O suposto esquema de fraudes encontrado na Caixa envolve Hélio Marcelino Loreno, Domingos Sávio de Castro e Heitor Souza Cunha. Nos desvios do INSS, Loreno e Cunha integravam os núcleos administrativo e de servidores da organização criminosa, enquanto Castro usava suas empresas para lavar o dinheiro roubado de aposentados e pensionistas.
Na Caixa, diz a autoridade policial, o trio aproveita que Cunha é diretor-executivo da Caixa Distribuição de Títulos e Valores Mobiliários para colocar em prática um esquema similar ao usado no INSS. O relatório não traz muitos detalhes dos crimes, argumentando precisar investigar o caso mais a fundo, mas apresenta como prova das suspeitas uma conversa por mensagem.
Em fevereiro deste ano, Sávio envia a Adelino Rodrigues Junior, investigado por operacionalizar a ocultação e a movimentação de valores por meio de empresas fictícias e ajustes contábeis, um link relacionado ao Clube Caixa e afirma que ele, Cunha e Loreno “são sócios” no “negócio da Caixa”.
Na Anvisa e no Ministério da Saúde, a PF diz ser preciso investigar um esquema de tráfico de influência que favorece o Careca do INSS graças à atuação de Roberta Luchsinger, apontada como “sócia de fato” de Antônio Camilo para atuar na Saúde Pública. De acordo com a PF, Luchsinger tem bom trânsito nos dois órgãos públicos e usava sua empresa, a RL Consultoria e Intermediações Ltda., para lavar R$ 18,2 milhões pertencentes ao líder do esquema.
A Polícia Federal identificou contratos de consultoria para projetos com nomes genéricos que não correspondiam ao ramo de atuação das empresas envolvidas e sem comprovação de que o serviço foi prestado. Os agentes também descobriram cinco repasses de R$ 300 mil recebidos por Luchsinger logo após a assinatura de contratos com empresas ligadas ao esquema do INSS.

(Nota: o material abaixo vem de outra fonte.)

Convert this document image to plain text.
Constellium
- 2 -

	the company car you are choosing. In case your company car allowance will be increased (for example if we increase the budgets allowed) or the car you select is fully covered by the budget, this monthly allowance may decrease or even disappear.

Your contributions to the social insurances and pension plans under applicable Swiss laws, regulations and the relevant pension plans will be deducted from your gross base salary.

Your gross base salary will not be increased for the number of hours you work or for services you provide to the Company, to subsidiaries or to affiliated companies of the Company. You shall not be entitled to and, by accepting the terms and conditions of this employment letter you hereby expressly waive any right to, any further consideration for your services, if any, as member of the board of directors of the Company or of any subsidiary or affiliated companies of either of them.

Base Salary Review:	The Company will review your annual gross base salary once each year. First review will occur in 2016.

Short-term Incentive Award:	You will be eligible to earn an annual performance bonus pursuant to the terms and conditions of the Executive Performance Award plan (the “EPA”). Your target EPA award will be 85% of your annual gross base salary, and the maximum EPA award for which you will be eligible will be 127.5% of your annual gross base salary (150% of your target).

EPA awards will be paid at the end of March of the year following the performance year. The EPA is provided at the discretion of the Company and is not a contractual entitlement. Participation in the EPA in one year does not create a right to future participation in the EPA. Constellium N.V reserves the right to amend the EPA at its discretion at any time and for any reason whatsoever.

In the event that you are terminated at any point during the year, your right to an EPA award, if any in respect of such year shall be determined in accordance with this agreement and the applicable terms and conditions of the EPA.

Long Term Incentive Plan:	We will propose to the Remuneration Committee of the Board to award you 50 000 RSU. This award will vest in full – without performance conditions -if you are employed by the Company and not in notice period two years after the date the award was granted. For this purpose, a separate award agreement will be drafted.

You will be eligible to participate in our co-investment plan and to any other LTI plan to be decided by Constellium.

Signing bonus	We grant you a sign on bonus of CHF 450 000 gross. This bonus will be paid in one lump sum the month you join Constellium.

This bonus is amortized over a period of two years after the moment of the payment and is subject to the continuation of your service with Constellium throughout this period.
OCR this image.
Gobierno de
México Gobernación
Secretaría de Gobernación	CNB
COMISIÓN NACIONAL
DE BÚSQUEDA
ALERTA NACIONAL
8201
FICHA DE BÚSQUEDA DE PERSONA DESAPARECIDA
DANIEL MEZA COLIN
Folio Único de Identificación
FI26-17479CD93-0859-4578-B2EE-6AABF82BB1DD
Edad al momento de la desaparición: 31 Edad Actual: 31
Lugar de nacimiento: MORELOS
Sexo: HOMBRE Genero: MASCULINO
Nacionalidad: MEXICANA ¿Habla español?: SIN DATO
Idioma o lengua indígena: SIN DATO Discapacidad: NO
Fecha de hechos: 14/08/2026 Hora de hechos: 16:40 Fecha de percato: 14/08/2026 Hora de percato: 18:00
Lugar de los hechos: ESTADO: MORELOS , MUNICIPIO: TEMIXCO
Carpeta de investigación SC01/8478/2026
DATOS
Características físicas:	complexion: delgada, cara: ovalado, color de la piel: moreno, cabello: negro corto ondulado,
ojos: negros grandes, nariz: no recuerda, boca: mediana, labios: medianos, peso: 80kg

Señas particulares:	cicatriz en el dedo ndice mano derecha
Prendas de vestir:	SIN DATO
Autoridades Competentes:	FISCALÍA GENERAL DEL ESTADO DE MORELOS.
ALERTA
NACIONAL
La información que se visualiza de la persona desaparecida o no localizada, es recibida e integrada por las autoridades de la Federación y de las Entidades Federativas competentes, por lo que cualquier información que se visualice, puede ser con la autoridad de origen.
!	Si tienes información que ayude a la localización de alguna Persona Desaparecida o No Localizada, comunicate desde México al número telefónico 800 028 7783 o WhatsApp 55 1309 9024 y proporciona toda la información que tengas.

Os investigadores afirmam que os intervalos de tempo desses pagamentos são incompatíveis com uma prestação de serviço regular. Ainda segundo a PF, Luchsinger continuou colaborando com o Careca do INSS mesmo após a deflagração da Operação Sem Desconto, em abril de 2025. Mensagens interceptadas mostram ela orientando Antônio Camilo a se desfazer de evidências e como atrapalhar as investigações.
“Antônio, some com esses telefones. Joga Fora”, diz Luchsinger numa das conversas. Noutra, ela alerta Camilo sobre a apreensão de um envelope com o nome de um “amigo” do grupo e sugeriu advogados para a defesa dele.
O Brasilianista permanece aberto para receber manifestações, posicionamentos ou esclarecimentos de todos os citados nesta reportagem. Caso queiram se pronunciar sobre o tema, os canais da redação estão à disposição.